Apesar dos temores, a tecnologia pode servir como parceira dos professores, como na organização de aulas, estruturação de conteúdos, planos e atividades avaliativas. O papel dos sistemas deve servir apenas como apoio, inspiração ou insights para que os educadores, na sequência, façam uma curadoria do que deve ser aplicado em sala de aula. Estimular o uso das ferramentas por alunos também pode ser positivo, atraindo mais a atenção para a atividade. A ação, no entanto, deve ser orientada para que não haja perda do aprendizado ou informações inconsistentes.

“Cada vez mais precisaremos olhar para algo que Paulo Freire já nos alertava: o exercício da pergunta. Qual é a pergunta ou problema que preciso resolver? Antes de obter boas respostas da IA, é preciso ter boas perguntas para ela. Enquanto educadores, precisamos conhecer para também orientar nossos estudantes. Testar, compartilhar com outros professores o que estamos fazendo, trocar ideias para construirmos este caminho juntos, como protagonistas, não como vítimas”, afirma Karina.

A aposta na IA para o setor educacional também é compartilhada por Christian Perrone, pesquisador sênior da área de direito e tecnologia do Instituto de Tecnologia e Sociedade do Rio de Janeiro (ITS-Rio). Para ele, os sistemas podem promover uma maior identificação com os alunos, uma vez que os softwares agem como “tutores” quando os estudantes estão em casa e precisam de auxílio com alguma lição. Neste caso, o ponto a ser analisado pelos professores seria a lógica ou o conceito utilizado pelos alunos para chegar ao resultado da tarefa.

“Acredito que, com a IA, as atividades devem ser avaliadas pelo processo e não pelo resultado. Os professores precisam analisar como o aluno chegou ao trabalho final, ou seja, qual foi a metodologia utilizada por ele. Isso coloca a função do aluno como o elemento primordial, mesmo com o uso da tecnologia”, diz Christian. “Um dos principais riscos que corremos é a pouca ou nenhuma participação humana na atividade, o que nos leva a precisar de outra ferramenta de IA, mas dessa vez para verificar plágios”, completa.
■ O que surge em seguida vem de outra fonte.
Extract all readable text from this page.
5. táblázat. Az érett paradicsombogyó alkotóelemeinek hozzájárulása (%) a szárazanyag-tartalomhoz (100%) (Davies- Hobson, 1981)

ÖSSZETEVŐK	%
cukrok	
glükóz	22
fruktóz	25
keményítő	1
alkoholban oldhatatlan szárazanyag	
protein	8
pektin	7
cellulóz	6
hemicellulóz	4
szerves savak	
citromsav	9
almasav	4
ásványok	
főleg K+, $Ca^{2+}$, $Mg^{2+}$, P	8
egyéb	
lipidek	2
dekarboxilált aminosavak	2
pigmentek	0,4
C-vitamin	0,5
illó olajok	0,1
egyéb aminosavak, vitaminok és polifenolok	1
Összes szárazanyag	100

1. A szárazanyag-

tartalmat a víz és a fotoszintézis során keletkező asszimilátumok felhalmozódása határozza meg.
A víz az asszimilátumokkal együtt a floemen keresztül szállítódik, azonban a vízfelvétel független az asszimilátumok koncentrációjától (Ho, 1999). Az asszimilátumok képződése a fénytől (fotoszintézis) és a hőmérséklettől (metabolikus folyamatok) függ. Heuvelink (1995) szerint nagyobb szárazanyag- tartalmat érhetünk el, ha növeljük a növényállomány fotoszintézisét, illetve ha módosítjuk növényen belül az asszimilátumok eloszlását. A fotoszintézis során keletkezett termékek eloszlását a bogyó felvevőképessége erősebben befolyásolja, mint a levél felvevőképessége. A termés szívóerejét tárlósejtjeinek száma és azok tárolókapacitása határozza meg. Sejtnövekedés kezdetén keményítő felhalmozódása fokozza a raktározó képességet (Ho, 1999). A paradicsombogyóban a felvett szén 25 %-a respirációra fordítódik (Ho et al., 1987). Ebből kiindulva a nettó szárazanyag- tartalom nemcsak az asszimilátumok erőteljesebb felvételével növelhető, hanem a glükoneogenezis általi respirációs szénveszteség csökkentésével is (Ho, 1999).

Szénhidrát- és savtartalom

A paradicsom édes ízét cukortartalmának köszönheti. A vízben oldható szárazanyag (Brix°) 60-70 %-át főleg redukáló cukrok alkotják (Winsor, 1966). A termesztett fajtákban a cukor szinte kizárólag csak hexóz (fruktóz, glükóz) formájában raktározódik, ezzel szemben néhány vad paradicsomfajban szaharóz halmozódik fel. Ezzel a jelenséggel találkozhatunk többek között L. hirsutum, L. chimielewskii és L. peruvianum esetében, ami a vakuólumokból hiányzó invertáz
Como a experiência é relativamente nova, acredita-se que o real impacto da IA na educação será evidenciado no Exame Nacional do Ensino Médio (Enem) deste ano – porta de entrada para universidades brasileiras e portuguesas. A prova, que será aplicada em novembro, conta com 90 questões de humanas e exatas, além de uma redação, o que irá testar, de fato, o conhecimento e desenvolvimento do aluno.
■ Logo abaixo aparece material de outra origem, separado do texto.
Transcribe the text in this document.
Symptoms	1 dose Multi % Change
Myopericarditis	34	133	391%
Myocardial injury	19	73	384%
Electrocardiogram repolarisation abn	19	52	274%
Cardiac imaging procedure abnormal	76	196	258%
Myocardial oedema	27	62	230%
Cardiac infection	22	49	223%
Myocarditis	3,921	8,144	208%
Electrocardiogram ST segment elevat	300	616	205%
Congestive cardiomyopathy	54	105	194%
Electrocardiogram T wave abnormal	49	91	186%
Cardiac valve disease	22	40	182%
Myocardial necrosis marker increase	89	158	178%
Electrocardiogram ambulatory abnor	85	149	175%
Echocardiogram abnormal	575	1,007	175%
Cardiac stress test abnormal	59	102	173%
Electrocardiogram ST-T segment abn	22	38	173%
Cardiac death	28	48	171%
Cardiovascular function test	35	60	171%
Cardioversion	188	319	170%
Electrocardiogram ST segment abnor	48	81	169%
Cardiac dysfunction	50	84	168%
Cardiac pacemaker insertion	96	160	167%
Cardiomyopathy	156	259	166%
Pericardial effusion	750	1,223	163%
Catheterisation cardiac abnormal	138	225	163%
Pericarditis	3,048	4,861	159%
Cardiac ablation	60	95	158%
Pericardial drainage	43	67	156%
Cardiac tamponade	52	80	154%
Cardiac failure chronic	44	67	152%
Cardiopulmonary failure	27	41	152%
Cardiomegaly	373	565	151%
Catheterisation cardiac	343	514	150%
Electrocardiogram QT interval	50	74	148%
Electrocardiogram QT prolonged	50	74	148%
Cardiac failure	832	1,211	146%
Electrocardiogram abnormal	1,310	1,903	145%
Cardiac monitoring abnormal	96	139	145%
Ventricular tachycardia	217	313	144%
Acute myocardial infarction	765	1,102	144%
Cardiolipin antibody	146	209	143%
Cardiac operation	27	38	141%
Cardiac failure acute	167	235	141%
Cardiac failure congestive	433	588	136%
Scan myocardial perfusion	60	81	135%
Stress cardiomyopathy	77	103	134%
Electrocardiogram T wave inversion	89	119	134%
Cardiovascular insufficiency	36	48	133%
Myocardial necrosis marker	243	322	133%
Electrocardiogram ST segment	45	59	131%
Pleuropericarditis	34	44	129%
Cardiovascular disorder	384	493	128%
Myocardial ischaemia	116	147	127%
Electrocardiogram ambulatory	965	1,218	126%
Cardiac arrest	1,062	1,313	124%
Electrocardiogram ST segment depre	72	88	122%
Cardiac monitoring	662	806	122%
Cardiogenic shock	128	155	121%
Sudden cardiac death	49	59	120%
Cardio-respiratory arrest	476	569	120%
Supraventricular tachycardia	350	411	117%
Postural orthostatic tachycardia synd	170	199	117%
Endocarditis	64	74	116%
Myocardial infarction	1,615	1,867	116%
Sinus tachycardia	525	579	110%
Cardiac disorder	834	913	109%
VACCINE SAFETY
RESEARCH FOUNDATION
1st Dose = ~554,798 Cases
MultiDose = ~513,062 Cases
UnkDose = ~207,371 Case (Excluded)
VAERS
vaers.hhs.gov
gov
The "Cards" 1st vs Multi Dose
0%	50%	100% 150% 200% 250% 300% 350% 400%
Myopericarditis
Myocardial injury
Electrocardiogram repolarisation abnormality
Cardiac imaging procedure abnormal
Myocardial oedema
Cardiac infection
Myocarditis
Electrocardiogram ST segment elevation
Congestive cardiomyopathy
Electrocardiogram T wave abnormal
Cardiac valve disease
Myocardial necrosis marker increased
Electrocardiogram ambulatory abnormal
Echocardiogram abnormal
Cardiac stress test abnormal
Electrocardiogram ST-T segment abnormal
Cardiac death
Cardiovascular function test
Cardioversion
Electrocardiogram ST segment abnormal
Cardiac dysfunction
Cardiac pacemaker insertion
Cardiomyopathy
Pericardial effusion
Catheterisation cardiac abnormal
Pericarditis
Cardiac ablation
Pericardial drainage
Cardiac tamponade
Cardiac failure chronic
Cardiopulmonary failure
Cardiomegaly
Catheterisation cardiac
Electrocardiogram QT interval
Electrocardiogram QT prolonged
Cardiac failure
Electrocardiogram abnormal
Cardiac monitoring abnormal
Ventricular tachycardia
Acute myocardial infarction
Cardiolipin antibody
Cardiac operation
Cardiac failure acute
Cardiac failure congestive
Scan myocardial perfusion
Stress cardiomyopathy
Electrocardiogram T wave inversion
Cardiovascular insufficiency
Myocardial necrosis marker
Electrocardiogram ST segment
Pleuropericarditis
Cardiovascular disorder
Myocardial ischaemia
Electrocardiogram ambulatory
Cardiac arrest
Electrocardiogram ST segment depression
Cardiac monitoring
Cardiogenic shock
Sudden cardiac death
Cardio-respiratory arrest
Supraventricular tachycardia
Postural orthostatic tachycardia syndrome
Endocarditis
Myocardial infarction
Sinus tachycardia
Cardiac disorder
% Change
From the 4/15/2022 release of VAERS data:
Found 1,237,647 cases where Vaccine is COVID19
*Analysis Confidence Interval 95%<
“É fundamental que todos entendam o papel da IA na educação e a usem-na de forma responsável para garantir que os estudantes possam aprender de forma eficaz e justa, já que os alunos podem se tornar excessivamente dependentes da IA para seu aprendizado, perdendo habilidades importantes, como a resolução de problemas e a tomada de decisões críticas. Nada substitui o bom lápis, sentar na carteira e pensar. No Enem, por exemplo, não existe IA. A prova depende apenas das capacidades de cada um”, frisa Jade.

Questionado, o Ministério da Educação (MEC) informou que ainda não tem discussões ou propostas concretas tramitando sobre o tema na pasta.